Die wenigsten AfD-Wähler lesen Bücher und Programme. Von Parteien erwarten sie, daß sie nicht nur reden, sondern „was tun“. In der heutigen Lage sollen sie „was tun“ zur Erhaltung der deutschen Nation und Wirtschaft, gegen Bevormundung des Volkes, für Medien-, Gesinnungs- und Redefreiheit. Diese Inhalte bekommen sie derzeit nur von der AfD angeboten. Je umfangreicher die Beschneidungen der bürgerlichen Freiheiten ausfällt, desto zahlreicher und entschlossener wählen die Bürger diese Partei.


Deren Mann der Stunde, Maximilian Krah, Europaabgeordneter der AfD, hat jetzt für alle, die es genau wissen wollen, die Prinzipien einer neurechten Politik in einem Buch dargelegt und begründet. Das ist verdienstvoll und hilfreich und in seiner sachlichen Diktion angenehm zu lesen.
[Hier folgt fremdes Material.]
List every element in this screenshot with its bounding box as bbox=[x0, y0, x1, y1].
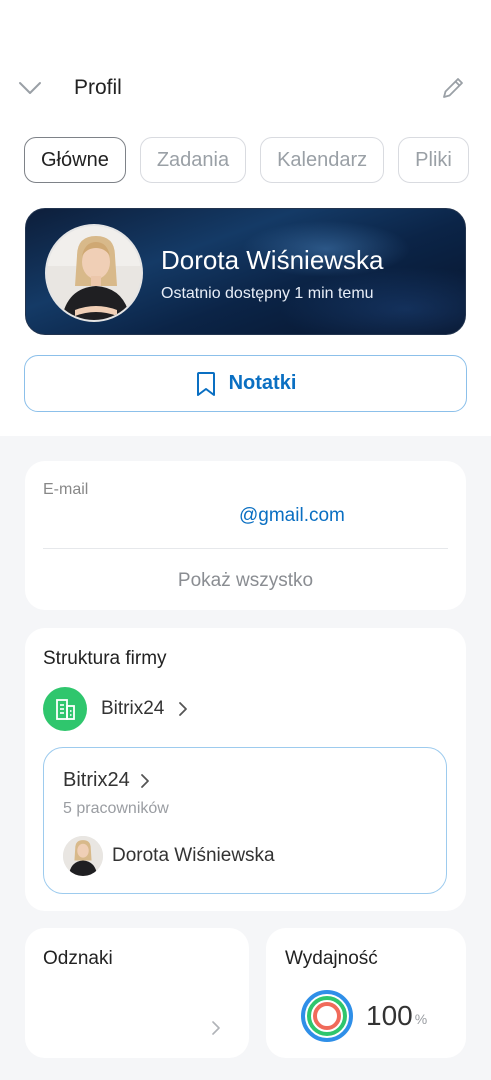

Inwieweit die Überzeugungen des Autors mit denen seiner Parteigenossen übereinstimmen, ob sie also repräsentativ für diese Partei sind, ist noch nicht abzusehen. Es sind auch weiterhin weltanschauliche Kämpfe zwischen verschiedenen Parteiflügeln zu erwarten.


Gegen Denkschablonen


Im ersten Kapitel versucht Krah, sich und seine Ansichten im konservativen Meinungsspektrum zu verorten. Vom Autor Manfred Kleine-Hartlage kennen wir ja bereits die vielfältigsten Varianten konservativen Denkens (s. Rezension vom 29. August). Auch Krah ist kein Freund der Mainstreamkonservativen, die seines Erachtens nicht über die Denkschablonen des Kalten Krieges hinausgekommen sind. Sie setzten immer noch auf „bürgerliche“ Verbündete in Kapital und Industrie gegen die „Kulturmarxisten“ und hätten keine Sensoren für das gegenwärtige „Zusammengehen des globalen Besitzbürgertums mit dem westlichen, postmodernen Linksliberalismus“ (26).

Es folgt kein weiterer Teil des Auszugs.